То же самое и мужчина — если он любит ту или иную женщину, то очень часто наделяет ее теми достоинствами, которых у нее нет и в помине — и прежде всего, взаимностью...
Наверное, Эдера, попытавшись проанализировать свои чувства к Отторино, никогда бы не призналась даже в том, что она испытывает к графу глубокую симпатию, как к мужчине — чувство это возникло чисто подсознательно, и потому Эдера еще не могла, разобраться в себе.
Ну, приязнь, ну, уважение, ну, конечно же — благодарность.
Но не симпатию — тем более, не как к гостеприимному хозяину, а именно как к мужчине.
Да, Эдера прекрасно понимала, что Отторино ищет ее общества, и в глубине души, подсознательно ей было лестно ощущать, что она нужна еще кому-то, кроме Андреа.

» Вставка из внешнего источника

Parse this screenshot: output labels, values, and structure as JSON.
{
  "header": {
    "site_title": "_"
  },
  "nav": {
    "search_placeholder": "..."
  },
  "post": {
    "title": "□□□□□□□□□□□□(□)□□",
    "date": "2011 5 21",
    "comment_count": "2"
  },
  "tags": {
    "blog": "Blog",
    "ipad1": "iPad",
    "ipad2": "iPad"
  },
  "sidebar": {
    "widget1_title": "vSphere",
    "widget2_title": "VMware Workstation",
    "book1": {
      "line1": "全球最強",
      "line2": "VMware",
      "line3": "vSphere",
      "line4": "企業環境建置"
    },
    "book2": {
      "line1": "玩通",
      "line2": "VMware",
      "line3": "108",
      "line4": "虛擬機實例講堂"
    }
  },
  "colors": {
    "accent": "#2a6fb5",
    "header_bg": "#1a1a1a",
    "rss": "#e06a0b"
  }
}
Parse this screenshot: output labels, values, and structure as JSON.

И, может быть, по этой причине не замечала — точнее, старалась не замечать того, что ухаживания дель Веспиньяни начинают носить не только дружеский характер.

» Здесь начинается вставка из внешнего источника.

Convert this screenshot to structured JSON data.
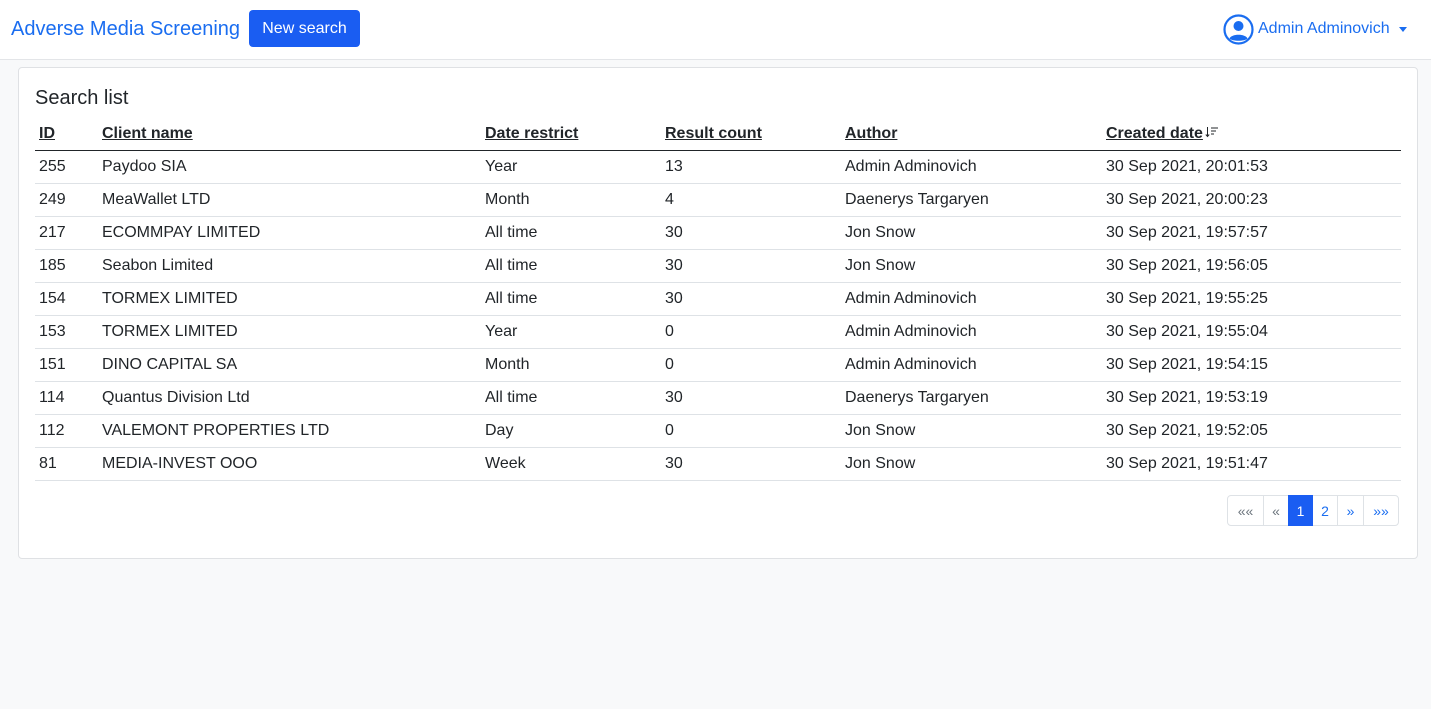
{
  "navbar": {
    "brand": "Adverse Media Screening",
    "new_search_label": "New search",
    "user_name": "Admin Adminovich"
  },
  "card": {
    "title": "Search list"
  },
  "table": {
    "headers": {
      "id": "ID",
      "client": "Client name",
      "date_restrict": "Date restrict",
      "result_count": "Result count",
      "author": "Author",
      "created": "Created date"
    },
    "sort_icon": "sort-descending-icon",
    "rows": [
      {
        "id": "255",
        "client": "Paydoo SIA",
        "date_restrict": "Year",
        "result_count": "13",
        "author": "Admin Adminovich",
        "created": "30 Sep 2021, 20:01:53"
      },
      {
        "id": "249",
        "client": "MeaWallet LTD",
        "date_restrict": "Month",
        "result_count": "4",
        "author": "Daenerys Targaryen",
        "created": "30 Sep 2021, 20:00:23"
      },
      {
        "id": "217",
        "client": "ECOMMPAY LIMITED",
        "date_restrict": "All time",
        "result_count": "30",
        "author": "Jon Snow",
        "created": "30 Sep 2021, 19:57:57"
      },
      {
        "id": "185",
        "client": "Seabon Limited",
        "date_restrict": "All time",
        "result_count": "30",
        "author": "Jon Snow",
        "created": "30 Sep 2021, 19:56:05"
      },
      {
        "id": "154",
        "client": "TORMEX LIMITED",
        "date_restrict": "All time",
        "result_count": "30",
        "author": "Admin Adminovich",
        "created": "30 Sep 2021, 19:55:25"
      },
      {
        "id": "153",
        "client": "TORMEX LIMITED",
        "date_restrict": "Year",
        "result_count": "0",
        "author": "Admin Adminovich",
        "created": "30 Sep 2021, 19:55:04"
      },
      {
        "id": "151",
        "client": "DINO CAPITAL SA",
        "date_restrict": "Month",
        "result_count": "0",
        "author": "Admin Adminovich",
        "created": "30 Sep 2021, 19:54:15"
      },
      {
        "id": "114",
        "client": "Quantus Division Ltd",
        "date_restrict": "All time",
        "result_count": "30",
        "author": "Daenerys Targaryen",
        "created": "30 Sep 2021, 19:53:19"
      },
      {
        "id": "112",
        "client": "VALEMONT PROPERTIES LTD",
        "date_restrict": "Day",
        "result_count": "0",
        "author": "Jon Snow",
        "created": "30 Sep 2021, 19:52:05"
      },
      {
        "id": "81",
        "client": "MEDIA-INVEST OOO",
        "date_restrict": "Week",
        "result_count": "30",
        "author": "Jon Snow",
        "created": "30 Sep 2021, 19:51:47"
      }
    ]
  },
  "pagination": {
    "first": "««",
    "prev": "«",
    "pages": [
      "1",
      "2"
    ],
    "current": "1",
    "next": "»",
    "last": "»»"
  },
  "colors": {
    "accent": "#1a5df2",
    "link": "#1a6df0",
    "background": "#f8f9fa"
  }
}
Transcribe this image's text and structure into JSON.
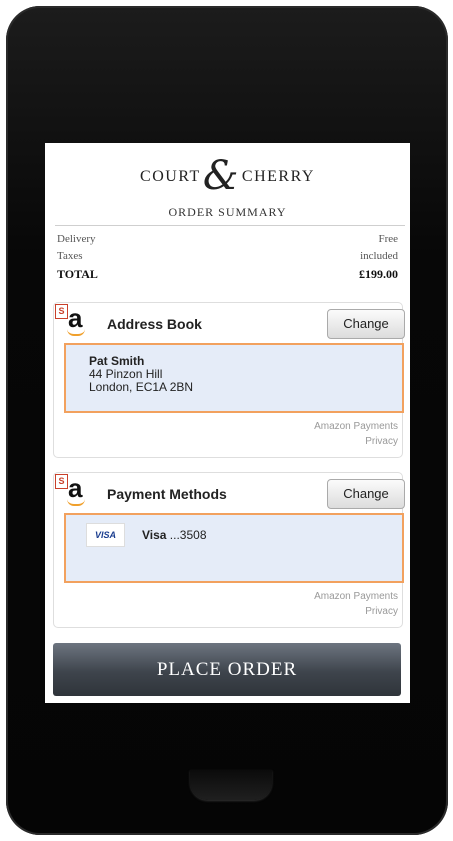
{
  "brand": {
    "part1": "COURT",
    "amp": "&",
    "part2": "CHERRY"
  },
  "summary": {
    "title": "ORDER SUMMARY",
    "lines": [
      {
        "label": "Delivery",
        "value": "Free"
      },
      {
        "label": "Taxes",
        "value": "included"
      }
    ],
    "total": {
      "label": "TOTAL",
      "value": "£199.00"
    }
  },
  "address_widget": {
    "badge": "S",
    "logo": "a",
    "title": "Address Book",
    "change_label": "Change",
    "name": "Pat Smith",
    "street": "44 Pinzon Hill",
    "city": "London, EC1A 2BN",
    "footer_line1": "Amazon Payments",
    "footer_line2": "Privacy"
  },
  "payment_widget": {
    "badge": "S",
    "logo": "a",
    "title": "Payment Methods",
    "change_label": "Change",
    "card_logo": "VISA",
    "card_brand": "Visa",
    "card_number": " ...3508",
    "footer_line1": "Amazon Payments",
    "footer_line2": "Privacy"
  },
  "place_order_label": "PLACE ORDER",
  "colors": {
    "accent_border": "#f2a15e",
    "box_bg": "#e5ecf8",
    "button_bg": "#3e444c"
  }
}
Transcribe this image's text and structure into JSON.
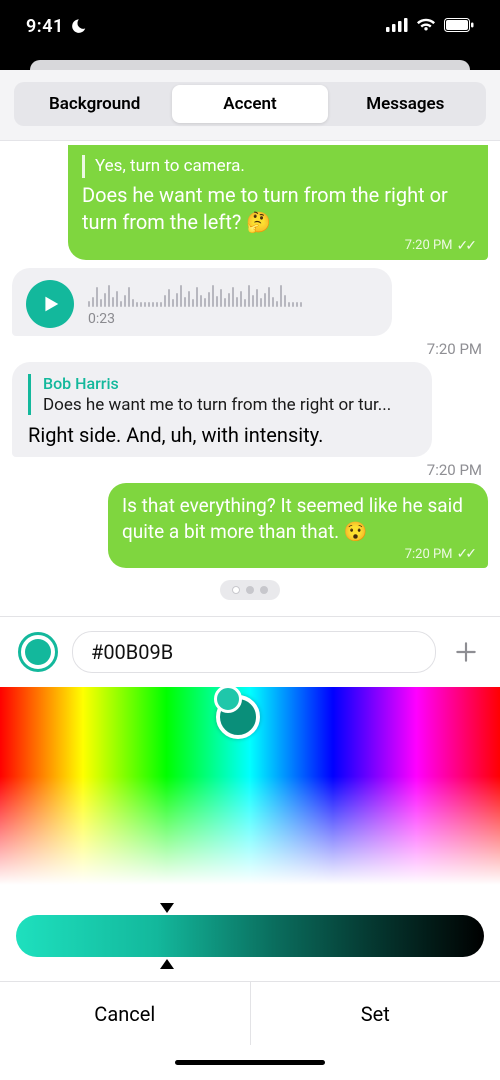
{
  "status": {
    "time": "9:41"
  },
  "tabs": {
    "background": "Background",
    "accent": "Accent",
    "messages": "Messages"
  },
  "chat": {
    "m1_quote": "Yes, turn to camera.",
    "m1_text": "Does he want me to turn from the right or turn from the left? 🤔",
    "m1_time": "7:20 PM",
    "voice_duration": "0:23",
    "voice_time": "7:20 PM",
    "reply_name": "Bob Harris",
    "reply_snip": "Does he want me to turn from the right or tur...",
    "reply_body": "Right side. And, uh, with intensity.",
    "reply_time": "7:20 PM",
    "m2_text": "Is that everything? It seemed like he said quite a bit more than that. 😯",
    "m2_time": "7:20 PM"
  },
  "picker": {
    "hex": "#00B09B",
    "accent_color": "#13b89c"
  },
  "buttons": {
    "cancel": "Cancel",
    "set": "Set"
  }
}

Эдера постоянно убеждала — прежде всего, саму себя в том, что в этом, в знаках его внимания, нет ничего дурного, и что если дель Веспиньяни так одинок (а это обстоятельство подмечала не одна только Эдера), то не будет ничего дурного, если они будут видеться чаще...
Наутро привычный распорядок дня дель Веспиньяни был нарушен — к нему приехал отец.

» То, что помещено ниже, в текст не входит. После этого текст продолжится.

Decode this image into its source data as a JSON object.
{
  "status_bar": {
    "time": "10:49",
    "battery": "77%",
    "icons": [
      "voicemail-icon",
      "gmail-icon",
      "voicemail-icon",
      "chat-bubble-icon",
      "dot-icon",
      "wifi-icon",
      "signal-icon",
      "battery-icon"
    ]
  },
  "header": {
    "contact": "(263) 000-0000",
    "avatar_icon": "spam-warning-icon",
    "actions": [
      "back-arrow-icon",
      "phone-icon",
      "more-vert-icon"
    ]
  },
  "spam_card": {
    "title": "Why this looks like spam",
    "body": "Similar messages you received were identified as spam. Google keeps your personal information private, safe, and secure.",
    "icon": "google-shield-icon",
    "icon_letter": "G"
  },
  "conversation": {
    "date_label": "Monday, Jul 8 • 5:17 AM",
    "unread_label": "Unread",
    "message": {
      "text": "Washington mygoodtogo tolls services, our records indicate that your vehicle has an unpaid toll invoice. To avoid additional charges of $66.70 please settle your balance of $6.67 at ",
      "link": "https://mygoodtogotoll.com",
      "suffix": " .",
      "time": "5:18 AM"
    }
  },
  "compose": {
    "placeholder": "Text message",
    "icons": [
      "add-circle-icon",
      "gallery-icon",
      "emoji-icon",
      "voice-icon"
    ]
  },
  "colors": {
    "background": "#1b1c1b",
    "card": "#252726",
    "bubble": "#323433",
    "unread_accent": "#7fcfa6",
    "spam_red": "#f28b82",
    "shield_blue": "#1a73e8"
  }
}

Клаудио дель Веспиньяни никогда не предупреждал о своих визитах; он считал, что это совершенно излишне.
— В любом случае человек, к которому я собираюсь в гости, начинает готовиться, начинает ломать голову над тем, как лучше меня принять, — объяснял он, — у него начинается головная боль, он думает, как меня развлечь, как уделить мне время... Зачем? Лучше всего появляться неожиданно.
— Но разве у такого человека не появляется головная боль, не появляются заботы тогда, когда ты его не предупреждаешь о своих намерениях? — обычно спрашивал Отторино.
— Разумеется, не без этого, — отвечал ему в подобных случаях отец, — но забот все-таки меньше... Это тоже самое, как зубная боль или ты вырываешь зуб сразу, внезапно, или долго мучишься, готовишься, и боль твоя от этого только усиливается...
Когда Клаудио появился на яхте, Отторино уже поднялся. Сидя за столиком, он без удовольствия пил свежесваренный кофе.
— Здравствуй, сын, — с улыбкой поприветствовал его Клаудио.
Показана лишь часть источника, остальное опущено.